Mona Salehi Ravesh1, Michael Puderbach2, Sebastian Ley3, Julia Ley-Zaporzhan3, Frank Risse1, Wilfried Schranz4, Wolfhard Semmler1, Frederik Bernd Laun1
1Department of Medical Physics in Radiology, German Cancer Research Center, Heidelberg, Germany; 2Department of Radiology, German Cancer Research Center, Heidelberg, Germany; 3Diagnostic and Interventional Radiology, University Hospital Heidelberg, Heidelberg, Germany; 4Nonlinear Physics Group, Faculty of Physics, University of Vienna, Vienna, Austria
Lung perfusion is a crucial prerequisite for effective gas exchange.
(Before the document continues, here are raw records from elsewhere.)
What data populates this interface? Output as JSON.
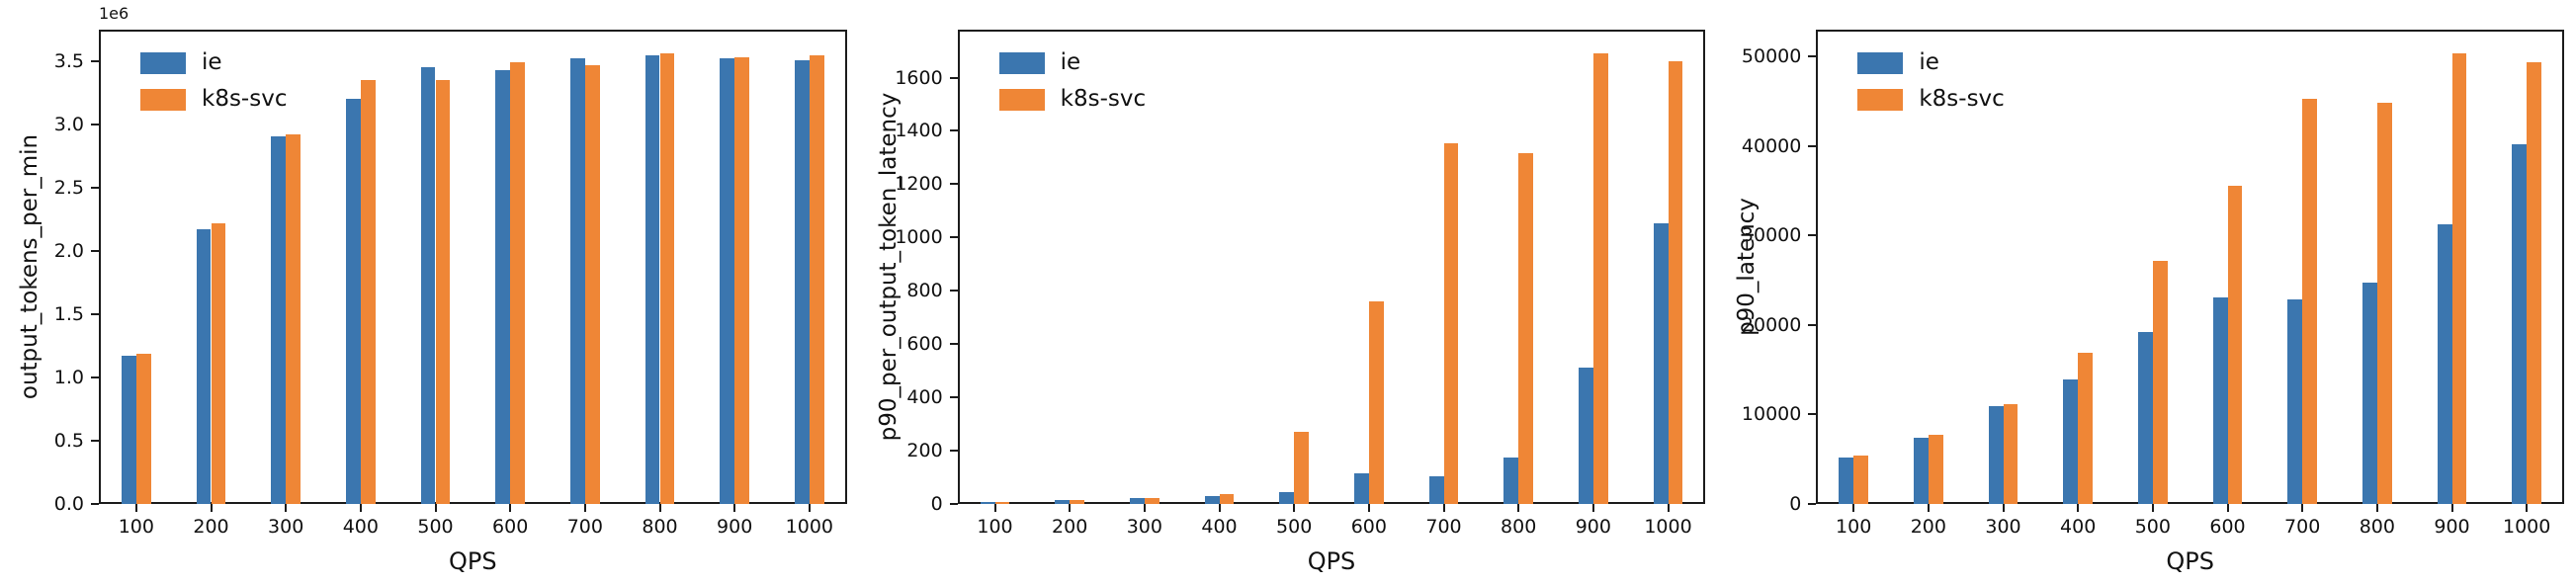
{
  "figure": {
    "background": "#ffffff",
    "text_color": "#111111",
    "spine_color": "#1c1c1c",
    "series_colors": {
      "ie": "#3b76af",
      "k8s-svc": "#ef8636"
    }
  },
  "chart_data": [
    {
      "type": "bar",
      "title": "",
      "xlabel": "QPS",
      "ylabel": "output_tokens_per_min",
      "offset_text": "1e6",
      "grid": false,
      "legend_position": "upper left",
      "categories": [
        "100",
        "200",
        "300",
        "400",
        "500",
        "600",
        "700",
        "800",
        "900",
        "1000"
      ],
      "series": [
        {
          "name": "ie",
          "color": "#3b76af",
          "values": [
            1170000,
            2170000,
            2910000,
            3200000,
            3450000,
            3430000,
            3520000,
            3550000,
            3520000,
            3510000
          ]
        },
        {
          "name": "k8s-svc",
          "color": "#ef8636",
          "values": [
            1190000,
            2220000,
            2920000,
            3350000,
            3350000,
            3490000,
            3470000,
            3560000,
            3530000,
            3550000
          ]
        }
      ],
      "ylim": [
        0,
        3750000
      ],
      "ytick_values": [
        0,
        500000,
        1000000,
        1500000,
        2000000,
        2500000,
        3000000,
        3500000
      ],
      "ytick_labels": [
        "0.0",
        "0.5",
        "1.0",
        "1.5",
        "2.0",
        "2.5",
        "3.0",
        "3.5"
      ]
    },
    {
      "type": "bar",
      "title": "",
      "xlabel": "QPS",
      "ylabel": "p90_per_output_token_latency",
      "offset_text": "",
      "grid": false,
      "legend_position": "upper left",
      "categories": [
        "100",
        "200",
        "300",
        "400",
        "500",
        "600",
        "700",
        "800",
        "900",
        "1000"
      ],
      "series": [
        {
          "name": "ie",
          "color": "#3b76af",
          "values": [
            8,
            15,
            22,
            30,
            46,
            115,
            105,
            175,
            510,
            1055
          ]
        },
        {
          "name": "k8s-svc",
          "color": "#ef8636",
          "values": [
            8,
            16,
            23,
            36,
            270,
            760,
            1355,
            1315,
            1690,
            1660
          ]
        }
      ],
      "ylim": [
        0,
        1780
      ],
      "ytick_values": [
        0,
        200,
        400,
        600,
        800,
        1000,
        1200,
        1400,
        1600
      ],
      "ytick_labels": [
        "0",
        "200",
        "400",
        "600",
        "800",
        "1000",
        "1200",
        "1400",
        "1600"
      ]
    },
    {
      "type": "bar",
      "title": "",
      "xlabel": "QPS",
      "ylabel": "p90_latency",
      "offset_text": "",
      "grid": false,
      "legend_position": "upper left",
      "categories": [
        "100",
        "200",
        "300",
        "400",
        "500",
        "600",
        "700",
        "800",
        "900",
        "1000"
      ],
      "series": [
        {
          "name": "ie",
          "color": "#3b76af",
          "values": [
            5200,
            7400,
            10900,
            13900,
            19200,
            23100,
            22900,
            24700,
            31300,
            40200
          ]
        },
        {
          "name": "k8s-svc",
          "color": "#ef8636",
          "values": [
            5400,
            7700,
            11100,
            16900,
            27200,
            35600,
            45300,
            44800,
            50300,
            49400
          ]
        }
      ],
      "ylim": [
        0,
        53000
      ],
      "ytick_values": [
        0,
        10000,
        20000,
        30000,
        40000,
        50000
      ],
      "ytick_labels": [
        "0",
        "10000",
        "20000",
        "30000",
        "40000",
        "50000"
      ]
    }
  ]
}
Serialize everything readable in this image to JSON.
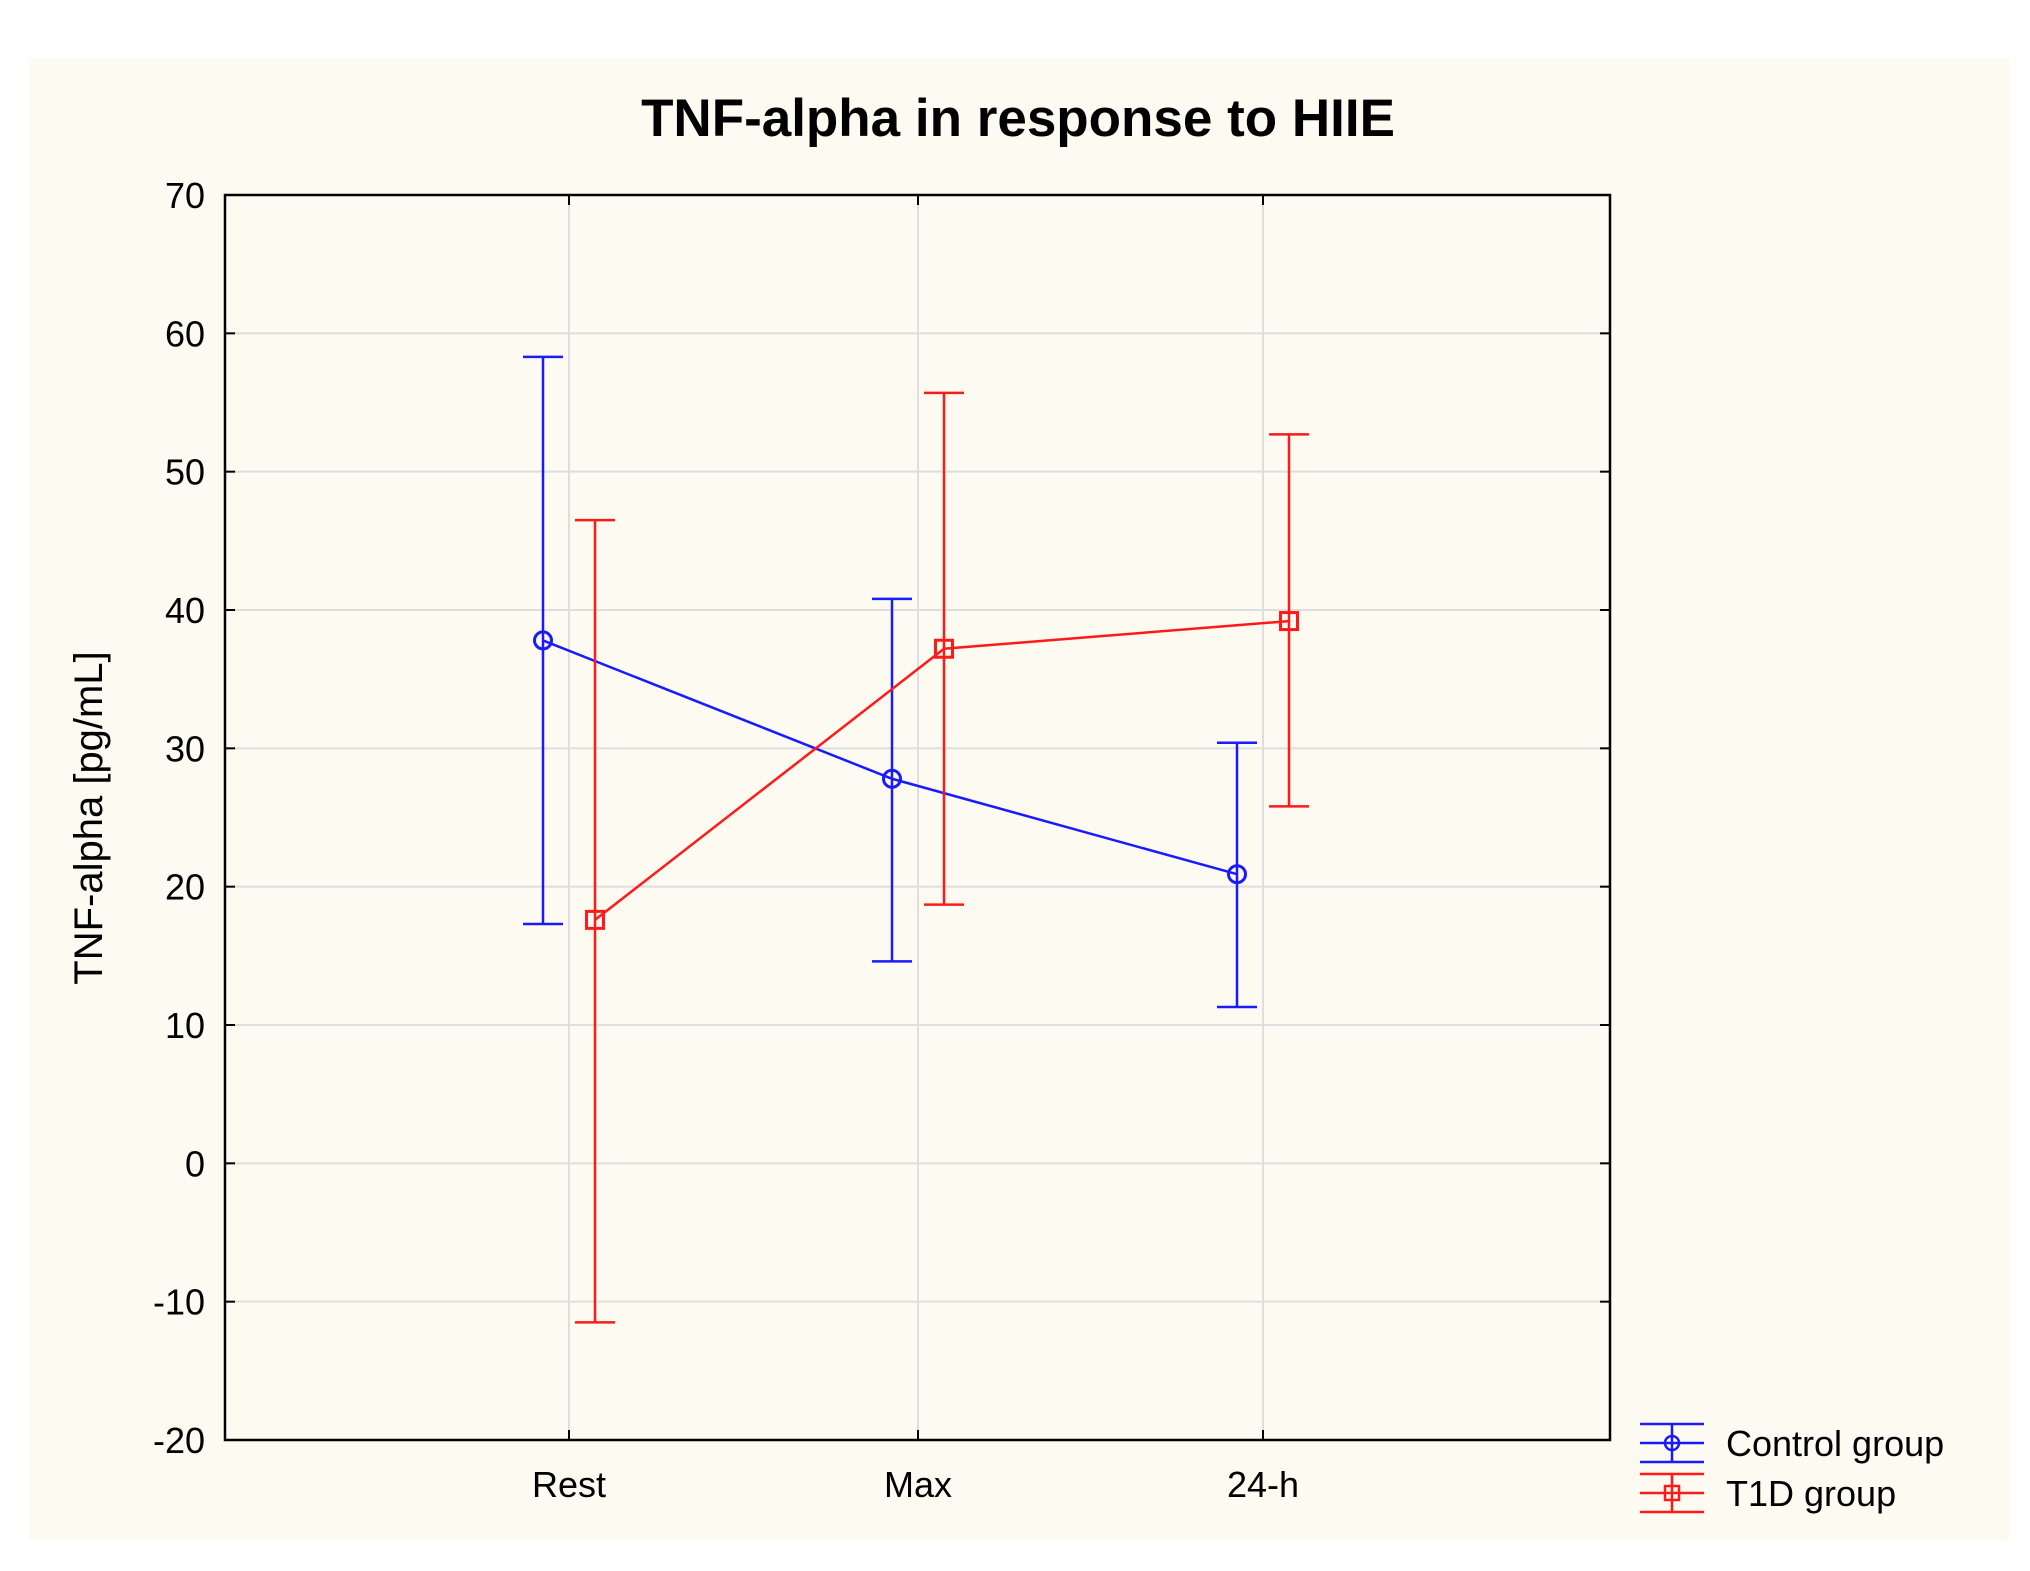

An accurate quantification of pulmonary perfusion is therefore important for diagnostic considerations and treatment planning in various diseases of the lungs.The assessment of pulmonary perfusion by Dynamic Contrast-Enhanced Magnetic Resonance Imaging requires deconvolution of the arterial input function. In the presence of noise this is an ill-posed problem which leads to strongly oscillating, unphysical solutions when it is solved without regularization. In this study a novel method to quantify the pulmonary perfusion is used and compared to the singular value decomposition and L-curve criterion based on simulated and patient data.